Machine-learning enabled characterization of individual ring resonators in integrated photonic lattices
Elizabeth Louis Pereira, Amin Hashemi, Faluke Aikebaier, Hongwei Li, Jose L. Lado, Andrea Blanco-Redondo
TL;DR
The paper tackles the challenge of extracting per-ring parameters in large coupled-ring photonic lattices from global spectral measurements. It introduces supervised learning frameworks that map spectral power distributions to onsite losses and resonance shifts, trained on data from a programmable photonic chip and validated by reconstructing experimental spectra from theory with a 1D-CNN. The two-network workflow—a regression model for $\delta_n$ and $\omega_n$ and an inverse CNN-based spectral regressor—demonstrates high fidelity parameter inference across multiple configurations, enabling scalable, non-invasive calibration and control of complex photonic circuits.
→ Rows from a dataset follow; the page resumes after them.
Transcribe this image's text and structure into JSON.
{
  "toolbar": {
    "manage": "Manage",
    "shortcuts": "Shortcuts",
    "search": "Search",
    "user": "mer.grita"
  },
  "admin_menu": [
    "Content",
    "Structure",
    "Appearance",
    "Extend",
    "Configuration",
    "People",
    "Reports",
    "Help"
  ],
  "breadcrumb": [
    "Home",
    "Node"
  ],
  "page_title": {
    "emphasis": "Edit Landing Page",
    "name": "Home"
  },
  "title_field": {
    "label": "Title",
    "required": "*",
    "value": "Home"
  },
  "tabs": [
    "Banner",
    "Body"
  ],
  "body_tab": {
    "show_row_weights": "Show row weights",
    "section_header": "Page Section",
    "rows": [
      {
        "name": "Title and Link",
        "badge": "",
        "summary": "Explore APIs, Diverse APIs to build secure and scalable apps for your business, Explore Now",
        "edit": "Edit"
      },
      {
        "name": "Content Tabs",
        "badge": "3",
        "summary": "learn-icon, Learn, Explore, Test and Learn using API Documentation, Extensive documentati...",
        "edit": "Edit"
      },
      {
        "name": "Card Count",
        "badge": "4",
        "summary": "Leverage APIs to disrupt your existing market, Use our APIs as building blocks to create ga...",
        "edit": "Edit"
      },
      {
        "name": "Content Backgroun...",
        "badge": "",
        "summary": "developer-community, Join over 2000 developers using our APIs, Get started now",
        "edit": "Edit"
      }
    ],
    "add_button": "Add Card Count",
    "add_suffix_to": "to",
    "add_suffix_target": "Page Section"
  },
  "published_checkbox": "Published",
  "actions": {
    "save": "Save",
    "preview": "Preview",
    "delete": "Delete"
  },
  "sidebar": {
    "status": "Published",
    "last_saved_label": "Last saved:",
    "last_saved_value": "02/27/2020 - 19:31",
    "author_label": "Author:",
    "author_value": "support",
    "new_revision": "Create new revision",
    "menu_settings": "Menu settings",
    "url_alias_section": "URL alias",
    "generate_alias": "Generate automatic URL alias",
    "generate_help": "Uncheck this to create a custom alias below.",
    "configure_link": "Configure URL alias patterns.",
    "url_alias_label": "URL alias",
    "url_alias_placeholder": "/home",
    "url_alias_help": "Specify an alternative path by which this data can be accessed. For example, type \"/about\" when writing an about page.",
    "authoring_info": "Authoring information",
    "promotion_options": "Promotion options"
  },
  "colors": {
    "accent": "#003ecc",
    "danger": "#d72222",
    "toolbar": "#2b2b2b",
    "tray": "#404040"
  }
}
This data-driven approach provides a direct link between measured spectra and the effective Hamiltonian, with potential extensions to additional couplings, larger arrays, and closed-loop optimization for automated photonic systems.
Abstract
Accurately determining the underlying physical parameters of individual elements in integrated photonics is increasingly difficult as device architectures become more complex. Inferring these parameters directly from spectral measurements of the system as a whole provides a practical alternative to traditional calibration, allowing characterization of photonic systems without relying on detailed device-specific models. Here, we introduce a supervised machine-learning strategy to learn the onsite losses and resonant frequency shifts of each individual ring in an array of coupled ring resonators from measured spectral power distributions of the whole array. The neural network infers these parameters with high accuracy across multiple experimental configurations. Our methodology provides a scalable and non-invasive method for extracting intrinsic parameters in coupled photonic platforms, paving the way for future development of automated calibration and control methods.